We'll do the simulation at normal incidence, and simulate the properties of a single rod for reference,

## incidence: along z
Incidence = [SVector(0,0,0)]

disp1 = spectrum_dispersion(cl0, mat, Incidence)
disp2 = spectrum_dispersion(cl1, mat, Incidence)

d1 = dispersion_df(disp1, mat.wavelengths)
d2 = dispersion_df(disp2, mat.wavelengths)

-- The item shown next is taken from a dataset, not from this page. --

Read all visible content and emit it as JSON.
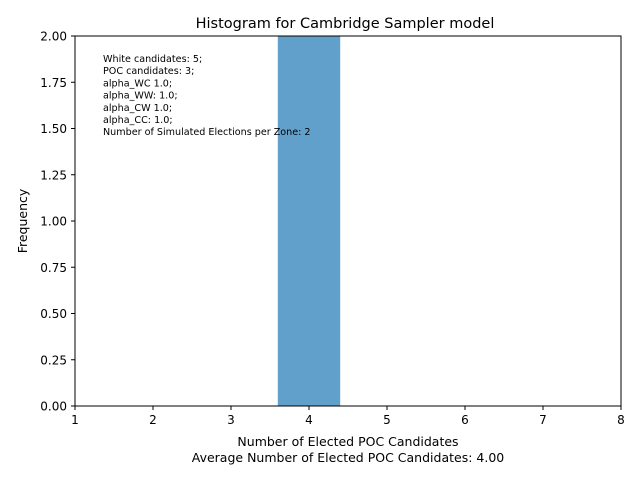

d = [insertcols!(d1, :cluster => "single");
     insertcols!(d2, :cluster => "array")]

 @vlplot(data=d,
 width= 400,
 height =  300,
     mark = {:line},
     row = "crosstype",
     resolve={scale={y="independent"}},
     encoding = {x = "wavelength:q", y = "value:q", color = "variable:n", strokeDash="cluster:n"}
 )

Note that scattering cross-sections are terribly inaccurate here; because of the large size of the cluster the numerical quadrature would require a large number of scattering angles. It would be preferable to evaluate scattering as the difference between extinction and absorption.